Roberts solarDAB radio
Here comes the sun, little darlin'
Moving on, the solarDAB's display is clear enough and of a decent size, although we felt the scrolling information was a little jittery, probably a consequence of the radio being set up to save power wherever possible.
A useful feature - and not often seen on a product at this price point - is the appearance on the display during station searches not only of the current station but also the next one in sequence. The solarDAB can store your ten favourite stations - they are locked in by pressing the preset button, tuning to the station required and then pushing the tuning/select button.
This doesn't sound like a particularly awkward operation, but it does feel a little like that. It would've been easier to just press and hold the preset button when the radio is tuned to the desired station as is the norm with most radios.

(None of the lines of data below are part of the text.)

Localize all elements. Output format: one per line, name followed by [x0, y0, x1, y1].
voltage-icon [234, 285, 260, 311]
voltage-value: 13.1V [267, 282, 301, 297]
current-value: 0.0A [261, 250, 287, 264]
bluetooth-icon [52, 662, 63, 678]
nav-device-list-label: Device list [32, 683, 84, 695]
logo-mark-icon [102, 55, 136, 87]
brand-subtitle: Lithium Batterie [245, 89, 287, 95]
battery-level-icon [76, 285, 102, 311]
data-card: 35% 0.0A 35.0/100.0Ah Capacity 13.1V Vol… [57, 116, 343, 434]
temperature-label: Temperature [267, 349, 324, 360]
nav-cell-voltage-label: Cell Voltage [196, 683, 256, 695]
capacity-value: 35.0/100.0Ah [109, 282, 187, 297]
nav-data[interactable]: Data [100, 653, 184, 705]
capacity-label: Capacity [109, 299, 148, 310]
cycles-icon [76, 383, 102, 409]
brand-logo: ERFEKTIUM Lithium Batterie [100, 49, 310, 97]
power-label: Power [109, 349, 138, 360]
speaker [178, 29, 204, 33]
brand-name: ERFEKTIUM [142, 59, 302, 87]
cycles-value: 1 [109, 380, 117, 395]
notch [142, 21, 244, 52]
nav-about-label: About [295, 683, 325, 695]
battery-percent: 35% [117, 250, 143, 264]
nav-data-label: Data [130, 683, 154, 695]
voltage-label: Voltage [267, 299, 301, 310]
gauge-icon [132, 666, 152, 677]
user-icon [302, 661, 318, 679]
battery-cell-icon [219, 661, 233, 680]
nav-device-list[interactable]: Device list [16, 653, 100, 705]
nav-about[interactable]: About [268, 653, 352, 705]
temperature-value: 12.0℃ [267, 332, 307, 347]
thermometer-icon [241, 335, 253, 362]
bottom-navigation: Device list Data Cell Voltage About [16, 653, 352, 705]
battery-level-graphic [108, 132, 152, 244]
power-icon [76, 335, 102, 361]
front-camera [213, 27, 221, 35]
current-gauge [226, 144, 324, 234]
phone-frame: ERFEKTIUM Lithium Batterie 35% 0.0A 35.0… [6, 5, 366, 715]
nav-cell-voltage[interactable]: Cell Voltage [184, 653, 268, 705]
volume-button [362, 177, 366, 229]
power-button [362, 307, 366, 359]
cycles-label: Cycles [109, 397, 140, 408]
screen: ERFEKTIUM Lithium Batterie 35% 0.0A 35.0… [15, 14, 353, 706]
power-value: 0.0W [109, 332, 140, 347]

The solarDAB is available in five different flavours
There is also the welcome addition of line-in socket for MP3 gadget playback and a headphone port.
In general, the radio’s wedge design provides a good, solid platform, so the unit can cope with uneven surfaces when used outdoors. The rubber sides lock the radio into the palm when you're searching for stations or making other adjustments.
There's no FM tuner and this has to count against the product by limiting where it can be used. However, price points are at play here and the addition of FM may have been sacrificed in concentrating on the unit’s power profile.
Roberts says that the launch of the solarDAB comes just ahead of new EU legislation that will require the UK to start recycling up to 25 per cent of all batteries from 26 September 2008. Currently, the UK recycles a pretty pathetic two per cent of the 30,000 tonnes of portable batteries disposed of each year, the remainder largely ending up in landfill.
The solarDAB does use batteries - handy for when the sun don't shine - but they're rechargeable and kept fed by the radio's top-mounted solar panel.